There's good and bad everywhere, but you just need to go into it with your eyes open.
[00:22:19] Speaker A: Absolutely. A little bit of a sharp shift. You're doing two things today. Kind of counterintuitive or very different than you would expect.
Your writing.
[00:22:30] Speaker B: Yes.
[00:22:32] Speaker A: And also advising as an expert witness. Tell us more about that.
[00:22:37] Speaker B: Well, I started doing that that grew out of writing articles because I write for a firearms magazine, Concealed Carry.
And you write about what? You know. So I was writing about firearms, but also with my experience as a deputy sheriff on the legality of use of force in self defense. And I was contacted by an attorney who had a case and he needed an expert opinion on whether or not this was legitimate self defense.
And that was a really good case for me to cut my teeth on. And so the job of the expert witness is. Well, first. First of all, what an expert witness is is somebody who has experience in a field that's beyond the knowledge of a layman. So, like, I can speak about use of force and firearms, police procedure. I can't speak on blood really about like blood spatter psychology, because that's not my field. But on my narrow field, yes, I can speak on this. And the job is really to look at the evidence and then explain things to a jury. So a lot of people think, well, the attacker had a knife and he was 10ft away. That's not really a threat.
Well, no, it is because. And there are studies that have been done that show at 21ft, someone with a knife and someone with a gun, if the person with a knife decides to attack, they'll tie. Which in self defense, a tie is as good As a loss, you know, you shoot your attacker and your attacker stabs you. So.
And also had one case where the attacker, he outweighed the victim by 170 pounds.
[00:24:41] Speaker A: Oh wow.
[00:24:42] Speaker B: He wasn't armed, but he kept trying to grab her around the neck. And so explaining to a jury that even an unarmed person can be a threat where use of force is justified. And I've learned like I won't take a case where I think it's iffy or where it's definitely this is not self defense. I had one where the guy's story is he was just riding around with his friend in a car, he was playing on his phone and his friend just all of a sudden decided to do a drive by at this other guy's house. And when they were leaving, the guy that his friend had shot at shot his friend and then he got out of the car and started shooting. It's like, no, if your friend does a drive by, you shooting at the guy that shot your friend is not self defense. And had a few others like that where somebody went to get a weapon and came back. It's like, no, that's not self defense. That's, you know, that's a homicide at this point. That's murder.
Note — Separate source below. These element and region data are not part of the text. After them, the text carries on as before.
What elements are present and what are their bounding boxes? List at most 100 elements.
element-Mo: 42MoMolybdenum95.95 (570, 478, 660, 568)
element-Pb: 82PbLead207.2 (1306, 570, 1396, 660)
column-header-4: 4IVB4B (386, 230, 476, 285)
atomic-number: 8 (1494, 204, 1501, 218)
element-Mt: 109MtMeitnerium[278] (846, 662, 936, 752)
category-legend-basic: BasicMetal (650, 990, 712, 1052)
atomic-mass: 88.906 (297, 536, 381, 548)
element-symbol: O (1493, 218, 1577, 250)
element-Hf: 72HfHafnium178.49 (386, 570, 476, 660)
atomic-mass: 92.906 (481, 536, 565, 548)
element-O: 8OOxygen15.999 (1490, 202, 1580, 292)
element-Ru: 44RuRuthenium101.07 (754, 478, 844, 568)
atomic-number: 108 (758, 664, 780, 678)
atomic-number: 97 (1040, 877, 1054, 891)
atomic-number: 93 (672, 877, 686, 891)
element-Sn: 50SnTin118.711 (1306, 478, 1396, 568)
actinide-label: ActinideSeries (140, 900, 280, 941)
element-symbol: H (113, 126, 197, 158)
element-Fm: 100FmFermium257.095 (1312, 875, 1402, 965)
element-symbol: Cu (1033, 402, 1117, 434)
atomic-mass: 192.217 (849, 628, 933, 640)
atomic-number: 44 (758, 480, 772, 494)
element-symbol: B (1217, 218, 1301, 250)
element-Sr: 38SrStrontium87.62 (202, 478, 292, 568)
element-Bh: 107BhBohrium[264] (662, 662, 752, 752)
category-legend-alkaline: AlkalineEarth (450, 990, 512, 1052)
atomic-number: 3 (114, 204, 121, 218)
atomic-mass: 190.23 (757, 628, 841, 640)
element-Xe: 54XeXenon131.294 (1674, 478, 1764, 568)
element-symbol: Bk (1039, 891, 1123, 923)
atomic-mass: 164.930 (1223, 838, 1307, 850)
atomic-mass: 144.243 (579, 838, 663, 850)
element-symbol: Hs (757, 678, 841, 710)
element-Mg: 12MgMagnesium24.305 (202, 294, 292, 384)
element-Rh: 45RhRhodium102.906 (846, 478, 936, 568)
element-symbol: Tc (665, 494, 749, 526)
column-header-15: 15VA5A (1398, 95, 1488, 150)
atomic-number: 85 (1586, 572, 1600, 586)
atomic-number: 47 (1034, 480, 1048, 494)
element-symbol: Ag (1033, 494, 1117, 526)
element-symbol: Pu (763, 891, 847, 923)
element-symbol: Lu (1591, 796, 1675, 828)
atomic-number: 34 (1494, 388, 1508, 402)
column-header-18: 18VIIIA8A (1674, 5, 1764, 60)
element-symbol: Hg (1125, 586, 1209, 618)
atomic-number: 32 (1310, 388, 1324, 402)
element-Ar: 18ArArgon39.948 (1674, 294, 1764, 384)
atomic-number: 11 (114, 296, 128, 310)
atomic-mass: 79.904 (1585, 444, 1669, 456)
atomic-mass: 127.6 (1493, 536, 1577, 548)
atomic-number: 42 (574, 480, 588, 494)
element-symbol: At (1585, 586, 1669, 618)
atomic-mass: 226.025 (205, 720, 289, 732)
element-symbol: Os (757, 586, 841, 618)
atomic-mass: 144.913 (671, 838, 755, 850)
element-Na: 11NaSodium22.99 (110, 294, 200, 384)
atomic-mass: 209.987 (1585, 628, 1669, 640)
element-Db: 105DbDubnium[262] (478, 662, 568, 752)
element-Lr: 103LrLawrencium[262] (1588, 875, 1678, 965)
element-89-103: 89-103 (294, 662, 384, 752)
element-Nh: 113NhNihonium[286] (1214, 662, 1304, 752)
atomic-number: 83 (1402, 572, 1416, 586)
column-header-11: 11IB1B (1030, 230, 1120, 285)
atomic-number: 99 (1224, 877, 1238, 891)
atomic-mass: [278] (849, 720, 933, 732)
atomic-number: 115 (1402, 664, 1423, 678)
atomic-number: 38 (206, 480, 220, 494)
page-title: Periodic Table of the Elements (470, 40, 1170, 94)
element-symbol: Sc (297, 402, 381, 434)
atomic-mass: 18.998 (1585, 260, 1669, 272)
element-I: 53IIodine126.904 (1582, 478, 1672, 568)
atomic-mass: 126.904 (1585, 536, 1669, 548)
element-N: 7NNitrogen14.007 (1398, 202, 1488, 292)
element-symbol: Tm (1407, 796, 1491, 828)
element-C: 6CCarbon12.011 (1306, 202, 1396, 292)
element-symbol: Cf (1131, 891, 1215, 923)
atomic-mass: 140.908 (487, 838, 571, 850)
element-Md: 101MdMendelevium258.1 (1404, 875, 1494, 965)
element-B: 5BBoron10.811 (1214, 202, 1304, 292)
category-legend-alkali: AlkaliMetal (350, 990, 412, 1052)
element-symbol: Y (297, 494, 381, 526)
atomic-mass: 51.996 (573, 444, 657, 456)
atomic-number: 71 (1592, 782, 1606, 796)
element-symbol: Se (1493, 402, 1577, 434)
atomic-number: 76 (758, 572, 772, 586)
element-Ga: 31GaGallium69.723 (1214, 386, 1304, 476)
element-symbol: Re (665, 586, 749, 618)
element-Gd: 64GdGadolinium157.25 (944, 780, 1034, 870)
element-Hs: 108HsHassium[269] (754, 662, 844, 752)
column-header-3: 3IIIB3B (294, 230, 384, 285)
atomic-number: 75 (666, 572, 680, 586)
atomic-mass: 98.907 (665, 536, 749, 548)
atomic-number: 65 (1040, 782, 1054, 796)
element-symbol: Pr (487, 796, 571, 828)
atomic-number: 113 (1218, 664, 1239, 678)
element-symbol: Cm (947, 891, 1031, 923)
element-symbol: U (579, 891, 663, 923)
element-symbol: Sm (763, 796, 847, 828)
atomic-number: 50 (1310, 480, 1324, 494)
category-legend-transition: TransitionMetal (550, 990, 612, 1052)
[00:25:58] Speaker A: Skyler, thank you so much for joining our show today. We have only one question that is scripted that we ask everyone and it's a difficult question. Okay, if you had to go back to 20 something year old Skyler, what would be your advice to him?
[00:26:13] Speaker B: I'd say follow what I'm passionate about.
Don't do things because I think other people expect it. It would be do the things you love doing and don't worry about what family thinks, what you think other people expect of you. Follow your passion. And like if I had to do it all over again, I probably never would have gone into accounting.
I probably would have stayed in law enforcement, gone, you know, career military, on active duty, gone into being a paramedic. Something else. But probably, yeah, but you get to a point where accounting pays the bills and you're kind of stuck for a while.
But now I'm with, because I also, I'm an accountant with a small company that I truly love great people and they actually value what I do. So it all worked out in the end.
[00:27:16] Speaker A: Better. Thank you so much for joining the show today and sharing your story. I appreciate you.
[00:27:20] Speaker B: Well, thank you. It's good being here.